5.5 Accountability for Changing Local Culture

According to University of California policy, accountability for the local (that is, department) climate rests with department chairs. However, at the time we began our assessments of policy, scant resources were available for chairs to learn how to assess current levels of inclusivity and how to develop strategies to make departmental climates more inclusive. We recommended that chairs be equipped with the tools needed to be effectively accountable—workshops, new chair orientations, online reference material, suggestions for best practices, and experts available for consultation. Creating inclusive local climates is a concern not just for UC Davis but for all ten campuses within the UC system; consequently, a suite of tools, training guides, and support methods has been developed. When assessed for their performance, chairs are expected to report on issues related to climate, although not all departments use these issues in their evaluation of chairs.

The mandatory implicit bias training for search committees actively recruiting faculty has served to create local expertise in identifying this and other barriers to inclusion at the department level. Bias training enables local discussions of inclusive climate within departments. We therefore recommended that all faculty receive training in recognizing implicit bias, a recommendation closely linked to unimplemented mandatory training recommendations discussed decades ago by the UC Davis Senate Committee on Affirmative Action and Diversity. Sexual harassment training is now also mandatory for all faculty and is done online. Although we did not explicitly request that harassment training include information about spotting and avoiding implicit bias, the course now does so. The general availability of knowledge about barriers to inclusion will, ideally, help department chairs ensure a more inclusive identity climate for all faculty.

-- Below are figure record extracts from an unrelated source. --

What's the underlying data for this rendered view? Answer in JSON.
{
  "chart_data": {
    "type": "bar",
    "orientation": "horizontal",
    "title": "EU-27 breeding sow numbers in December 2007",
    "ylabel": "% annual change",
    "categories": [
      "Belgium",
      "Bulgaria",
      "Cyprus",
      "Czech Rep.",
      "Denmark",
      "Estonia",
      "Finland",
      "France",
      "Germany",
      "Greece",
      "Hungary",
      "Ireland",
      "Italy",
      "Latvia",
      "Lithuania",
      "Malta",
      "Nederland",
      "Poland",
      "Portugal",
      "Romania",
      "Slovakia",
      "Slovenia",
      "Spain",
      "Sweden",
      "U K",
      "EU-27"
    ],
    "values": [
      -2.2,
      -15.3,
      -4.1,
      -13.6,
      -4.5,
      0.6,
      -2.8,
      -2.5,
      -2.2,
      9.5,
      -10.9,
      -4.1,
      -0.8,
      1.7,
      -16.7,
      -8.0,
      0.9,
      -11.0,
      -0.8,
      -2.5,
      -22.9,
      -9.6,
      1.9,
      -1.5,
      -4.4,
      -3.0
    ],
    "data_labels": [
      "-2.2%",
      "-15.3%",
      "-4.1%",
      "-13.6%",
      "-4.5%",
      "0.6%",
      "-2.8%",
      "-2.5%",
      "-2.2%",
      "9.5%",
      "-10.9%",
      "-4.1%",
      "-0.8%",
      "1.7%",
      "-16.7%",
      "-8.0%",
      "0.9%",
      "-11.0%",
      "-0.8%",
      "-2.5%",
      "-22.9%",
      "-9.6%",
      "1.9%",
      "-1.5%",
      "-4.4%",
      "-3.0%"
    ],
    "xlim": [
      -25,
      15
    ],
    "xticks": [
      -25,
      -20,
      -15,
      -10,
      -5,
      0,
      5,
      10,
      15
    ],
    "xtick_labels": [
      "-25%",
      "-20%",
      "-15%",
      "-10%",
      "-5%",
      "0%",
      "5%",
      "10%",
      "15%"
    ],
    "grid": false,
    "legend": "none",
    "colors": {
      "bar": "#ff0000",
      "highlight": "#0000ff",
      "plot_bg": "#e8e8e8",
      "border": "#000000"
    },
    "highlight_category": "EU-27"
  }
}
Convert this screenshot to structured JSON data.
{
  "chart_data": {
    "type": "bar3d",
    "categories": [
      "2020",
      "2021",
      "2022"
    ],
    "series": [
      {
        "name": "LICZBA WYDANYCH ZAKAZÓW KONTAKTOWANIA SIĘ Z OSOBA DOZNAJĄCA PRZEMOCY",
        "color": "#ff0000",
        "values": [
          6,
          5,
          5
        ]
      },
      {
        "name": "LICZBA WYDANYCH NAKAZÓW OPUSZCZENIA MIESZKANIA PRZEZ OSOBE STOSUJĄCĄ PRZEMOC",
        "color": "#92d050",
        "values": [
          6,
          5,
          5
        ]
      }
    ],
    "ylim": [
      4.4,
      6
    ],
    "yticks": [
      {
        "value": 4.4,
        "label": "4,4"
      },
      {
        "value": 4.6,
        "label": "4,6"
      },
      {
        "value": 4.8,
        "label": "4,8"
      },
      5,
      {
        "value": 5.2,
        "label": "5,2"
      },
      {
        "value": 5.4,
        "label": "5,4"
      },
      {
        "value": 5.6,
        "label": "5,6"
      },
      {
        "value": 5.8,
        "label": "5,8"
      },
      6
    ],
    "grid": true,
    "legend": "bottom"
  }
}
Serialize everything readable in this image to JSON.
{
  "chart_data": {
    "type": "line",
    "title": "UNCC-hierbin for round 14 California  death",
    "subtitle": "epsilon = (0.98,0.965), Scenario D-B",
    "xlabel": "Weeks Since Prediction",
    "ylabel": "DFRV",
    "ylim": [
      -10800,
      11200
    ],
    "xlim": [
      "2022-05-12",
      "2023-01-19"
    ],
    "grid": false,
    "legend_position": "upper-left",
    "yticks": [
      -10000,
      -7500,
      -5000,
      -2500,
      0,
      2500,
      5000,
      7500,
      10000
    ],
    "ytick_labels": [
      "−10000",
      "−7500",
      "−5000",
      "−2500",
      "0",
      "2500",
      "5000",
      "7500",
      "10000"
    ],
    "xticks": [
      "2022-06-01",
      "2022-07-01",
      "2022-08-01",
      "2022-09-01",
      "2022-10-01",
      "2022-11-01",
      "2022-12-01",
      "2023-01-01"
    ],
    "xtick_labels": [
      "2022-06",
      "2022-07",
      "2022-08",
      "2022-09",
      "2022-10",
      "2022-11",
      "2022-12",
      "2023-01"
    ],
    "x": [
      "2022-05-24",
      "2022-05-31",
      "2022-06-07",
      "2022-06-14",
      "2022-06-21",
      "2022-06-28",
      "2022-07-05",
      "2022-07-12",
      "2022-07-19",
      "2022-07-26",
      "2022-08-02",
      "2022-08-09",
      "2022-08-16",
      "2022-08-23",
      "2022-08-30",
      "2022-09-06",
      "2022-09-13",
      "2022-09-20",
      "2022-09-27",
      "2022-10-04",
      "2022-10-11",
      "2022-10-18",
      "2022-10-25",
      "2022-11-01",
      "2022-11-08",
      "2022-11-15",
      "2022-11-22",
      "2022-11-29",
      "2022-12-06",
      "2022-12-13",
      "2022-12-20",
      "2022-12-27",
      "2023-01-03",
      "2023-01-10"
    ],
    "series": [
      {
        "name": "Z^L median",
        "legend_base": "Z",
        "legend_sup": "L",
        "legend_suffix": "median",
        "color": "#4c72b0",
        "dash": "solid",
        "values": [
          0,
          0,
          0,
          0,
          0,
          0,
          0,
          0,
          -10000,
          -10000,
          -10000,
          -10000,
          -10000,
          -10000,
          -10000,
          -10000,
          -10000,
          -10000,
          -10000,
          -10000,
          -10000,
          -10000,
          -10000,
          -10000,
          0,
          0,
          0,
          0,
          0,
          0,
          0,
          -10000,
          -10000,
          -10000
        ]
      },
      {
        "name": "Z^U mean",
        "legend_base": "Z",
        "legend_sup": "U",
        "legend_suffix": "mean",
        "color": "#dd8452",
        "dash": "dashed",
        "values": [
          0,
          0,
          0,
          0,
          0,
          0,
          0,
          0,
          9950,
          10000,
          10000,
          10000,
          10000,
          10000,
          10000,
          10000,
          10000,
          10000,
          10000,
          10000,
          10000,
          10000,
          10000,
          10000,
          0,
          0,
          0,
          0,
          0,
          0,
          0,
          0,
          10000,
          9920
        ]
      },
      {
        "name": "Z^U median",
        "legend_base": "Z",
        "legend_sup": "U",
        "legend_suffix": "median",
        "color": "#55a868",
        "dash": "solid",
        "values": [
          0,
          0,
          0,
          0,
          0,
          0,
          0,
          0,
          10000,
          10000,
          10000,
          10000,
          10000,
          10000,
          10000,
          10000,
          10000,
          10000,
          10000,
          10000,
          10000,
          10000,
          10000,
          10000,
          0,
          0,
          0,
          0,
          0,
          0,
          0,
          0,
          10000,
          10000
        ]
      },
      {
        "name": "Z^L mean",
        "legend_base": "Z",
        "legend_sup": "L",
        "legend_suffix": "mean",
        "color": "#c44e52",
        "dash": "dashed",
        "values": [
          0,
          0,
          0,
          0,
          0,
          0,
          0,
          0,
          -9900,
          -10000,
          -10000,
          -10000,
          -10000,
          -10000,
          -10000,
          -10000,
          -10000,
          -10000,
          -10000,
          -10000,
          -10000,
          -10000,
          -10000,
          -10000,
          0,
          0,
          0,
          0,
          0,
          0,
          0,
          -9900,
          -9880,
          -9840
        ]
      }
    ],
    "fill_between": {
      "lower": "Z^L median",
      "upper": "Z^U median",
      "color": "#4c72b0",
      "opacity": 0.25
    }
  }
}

Local culture also shapes practices associated with mentoring. The UC Davis COACHE (Collaborative on Academic Careers in Higher Education) Faculty Job Satisfaction Survey from 2013 (a component of our ADVANCE program) indicated that faculty believed mentoring for junior colleagues was deficient on our campus. Subsequently, the ADVANCE program leadership recommended that each recruitment search plan include a strategy for mentoring new faculty members.

6 Concluding Thoughts

The social origins of implicit bias and its unconscious application together make crafting policies to prevent it challenging, if not impossible. We therefore recommend a two-pronged approach—making sure that policies and reward structures are as identity-independent as possible, while at the same time providing broad training and extensive awareness about the nature of barriers to inclusion. Understanding the role of cognitive “bad habits” and the influence of phenomena like the halo and Matthew effects on assessment can diminish the impact of those types of bias in assessment. It is important that the group of evaluators also be diverse as this has the potential to dilute the impact of cognitive bad habits in objective assessment. We acknowledge that UC Davis as an institution may be more open to adopting inclusive strategies than some other institutions. However, there is still considerable room for improvement and much work to be done.